God does it to man. (Women suffer naturally in childbirth.) A father does it to his son. The ritual is akin to the one the priest performs when incense is brought daily before God. The latter must be done with exact precision. So too must the circumcision of the infant child be. Further, it must be an act carried out in great sobriety and with proper preparation. But with help from the community – the mohel who serves as the surrogate, the sandek who holds the child’s legs apart, the kvatters, the messengers who carry the infant on behalf of the grief-stricken mother. Though the brit milah is a celebration, that takes place afterwards. The ritual up to that point is about sacrifice and pain. The infant brought forth to have his foreskin sacrificed and to be made part o those blessed.
Why blessed? Cutting a penis and calling it a blessing, inflicting pain on an infant and calling it highly significant, that is the real dilemma of the ritual. The actual pain may be slight and the health benefits may be real even if not huge, but the ritual is clearly what the ceremony is about. It is an irreversible act entailing the sacrifice of a symbolic token of flesh taken from an organ of male reproduction to point to the need, not to just reproduce children, but to reproduce male children with a mark cut into them, a mark indicating a covenant.
That is the crunch point. What is the covenant about? Some take it to be about strict obedience to God’s commands. But the Jewish people continually challenged God. The relationship was not a pacific one. There were thrusts and parries. But at all times, in your heart – God could even kill your two oldest sons – even if God’s act was disproportionate and wrong, it was not perceived to result from malice, but for one’s own good.
So too the action of the father. However a father fails his son, it is not out of malice. A father must not only teach his son that he loves him, but that the son must never absolutely trust his father. Even one’s own father can give one pain, and do it when one is most vulnerable. Rather than teaching absolute obedience and absolute perfection of a father-figure, even a father you love can betray your trust, can betray your faith.
A Jewish circumcised male is given a permanent reminder both that he cannot trust his penis, which seems to have a “mind” of its own, but cannot even absolutely trust his father.
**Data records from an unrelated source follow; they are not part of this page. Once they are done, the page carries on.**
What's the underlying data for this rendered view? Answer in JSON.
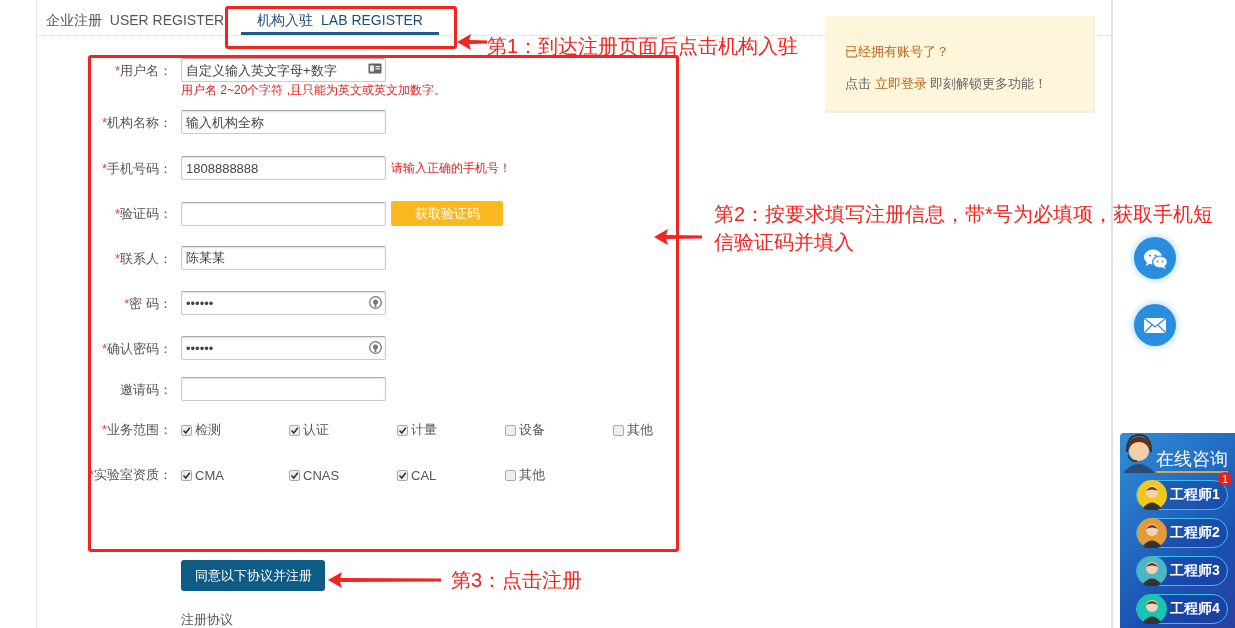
{
  "tabs": [
    {
      "label": "企业注册  USER REGISTER",
      "selected": false
    },
    {
      "label": "机构入驻  LAB REGISTER",
      "selected": true
    }
  ],
  "form": {
    "fields": [
      {
        "kind": "account",
        "required_mark": "*",
        "label": "用户名：",
        "placeholder": "自定义输入英文字母+数字",
        "hint": "用户名 2~20个字符 ,且只能为英文或英文加数字。"
      },
      {
        "kind": "text",
        "required_mark": "*",
        "label": "机构名称：",
        "placeholder": "输入机构全称"
      },
      {
        "kind": "text",
        "required_mark": "*",
        "label": "手机号码：",
        "value": "1808888888",
        "error": "请输入正确的手机号！"
      },
      {
        "kind": "code",
        "required_mark": "*",
        "label": "验证码：",
        "button": "获取验证码"
      },
      {
        "kind": "text",
        "required_mark": "*",
        "label": "联系人：",
        "value": "陈某某"
      },
      {
        "kind": "password",
        "required_mark": "*",
        "label": "密 码：",
        "value": "••••••"
      },
      {
        "kind": "password",
        "required_mark": "*",
        "label": "确认密码：",
        "value": "••••••"
      },
      {
        "kind": "text",
        "label": "邀请码："
      }
    ],
    "groups": [
      {
        "required_mark": "*",
        "label": "业务范围：",
        "options": [
          {
            "label": "检测",
            "checked": true
          },
          {
            "label": "认证",
            "checked": true
          },
          {
            "label": "计量",
            "checked": true
          },
          {
            "label": "设备",
            "checked": false
          },
          {
            "label": "其他",
            "checked": false
          }
        ]
      },
      {
        "required_mark": "*",
        "label": "实验室资质：",
        "options": [
          {
            "label": "CMA",
            "checked": true
          },
          {
            "label": "CNAS",
            "checked": true
          },
          {
            "label": "CAL",
            "checked": true
          },
          {
            "label": "其他",
            "checked": false
          }
        ]
      }
    ],
    "submit": "同意以下协议并注册",
    "agreement_link": "注册协议"
  },
  "login_card": {
    "title": "已经拥有账号了？",
    "text_before": "点击",
    "link": "立即登录",
    "text_after": "即刻解锁更多功能！"
  },
  "float_buttons": [
    {
      "kind": "wechat"
    },
    {
      "kind": "mail"
    }
  ],
  "consult": {
    "title": "在线咨询",
    "badge": "1",
    "agents": [
      {
        "name": "工程师1",
        "color": "#f2c81c"
      },
      {
        "name": "工程师2",
        "color": "#e59a38"
      },
      {
        "name": "工程师3",
        "color": "#4cb6c4"
      },
      {
        "name": "工程师4",
        "color": "#1bc4b0"
      }
    ]
  },
  "annotations": [
    {
      "text": "第1：到达注册页面后点击机构入驻"
    },
    {
      "text": "第2：按要求填写注册信息，带*号为必填项，获取手机短信验证码并填入"
    },
    {
      "text": "第3：点击注册"
    }
  ]
}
Distrust, not absolute faith, must be an integral part of the relationship between man and God, between a son and his father, and between humans and their relationship to authority figures.
Leviticus 10:10 reads, “You are to distinguish between the holy and the common, and between the unclean and the clean.” Circumcision is the first step in making a Jewish male infant into a holy being, not holy because he surrenders himself in total faith to another, but because he is branded in his flesh to always distrust another no matter how much he loves and respects that other. To be clean is not to be immaculate. Pure faith is restricted to the holy of holies. However, it is the wholly holy which is unclean in the analogy. To be clean is to engage in the right balance between trust and distrust, between total trust in one’s father and also guarded that even a loving father can betray you. Purity must be applied to the ordinary, to the common, to make sure the flesh is not contaminated. But purity of the spirit does not belong in the common, in the flesh, for in this world we need both trust and distrust.
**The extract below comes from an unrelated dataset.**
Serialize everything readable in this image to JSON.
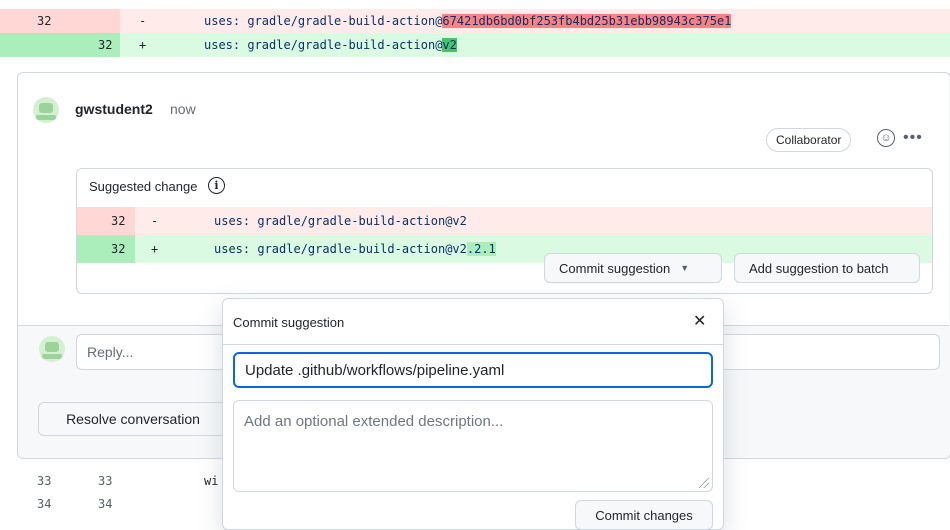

To quote a blog I wrote a year ago: “If a father who so loves his long longed-for son, no one more so than Abraham, is capable of cutting his eight-day-old son, and cutting him in his sexual organ, inflicting pain, however minimal, where the son will carry the badge of a Jew, in his flesh and in his psyche, for his entire life, then the message tattooed in the flesh is that no one can be completely trusted – including God in Judaism in contrast to Christianity.”